Flint pinched the bridge of his nose.
“Shit, XO. This is getting tough. I’m not sure who’s in charge of a highly capable submarine that we just lost track of less than four miles away. I don’t know if I’m tracking, trailing, or hunting, and I’m waiting for some bureaucrat in Washington to at least give me permission to decide for myself.”
“We’ll be fine, sir. The Leviathan’s bound to make noise. We’ve always picked them up again within a couple of hours. You’ll feel better after we regain it.”
“I hope you’re right, but I got a feeling you ain’t.”
CHAPTER 12
Olivia McDonald yawned and stretched her arms behind her chair. She leaned forward and lifted a cappuccino off her desk. The foamy froth and strong taste woke her senses.

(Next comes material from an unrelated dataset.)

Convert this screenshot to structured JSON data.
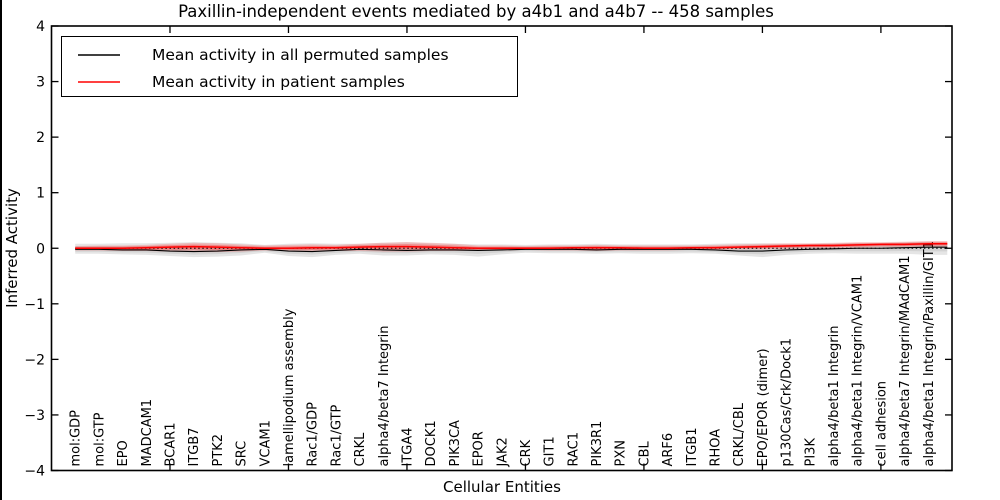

She flipped open the dossier of Farah Ghaffari. A doctoral thesis comprised the bulk of it, and her history before entering Tehran’s university system spanned two paragraphs of conjecture. Beyond the two-page summary of the NCIS investigation into her unusual husband-chasing behavior, Google could have provided the entirety of her history.
Ghaffari’s headshot — taken from the Old Dominion faculty directory — showed a woman whose smile concealed a sinister secret and formed a semi-sneer. The eyes radiated with intelligence and anger. She was attractive with sharp features but intimidating and haunting, Olivia thought.
From Iran’s Khuzestan province on the Iraqi border, she was raised bilingual in Persian and Arabic. She also had been a young girl witnessing the brunt of atrocity and destruction during the Iran-Iraq War. Either orphaned or sent away for her protection — the dossier falling short on the distinction — she moved in with her uncle in the safer Tehran province at the age of sixteen.
She scored in the top five percent of students on her admissions tests to the University of Tehran and finished equally high in her undergraduate class. In her post-graduate work, she achieved no special honors while earning her doctoral degree in psychology.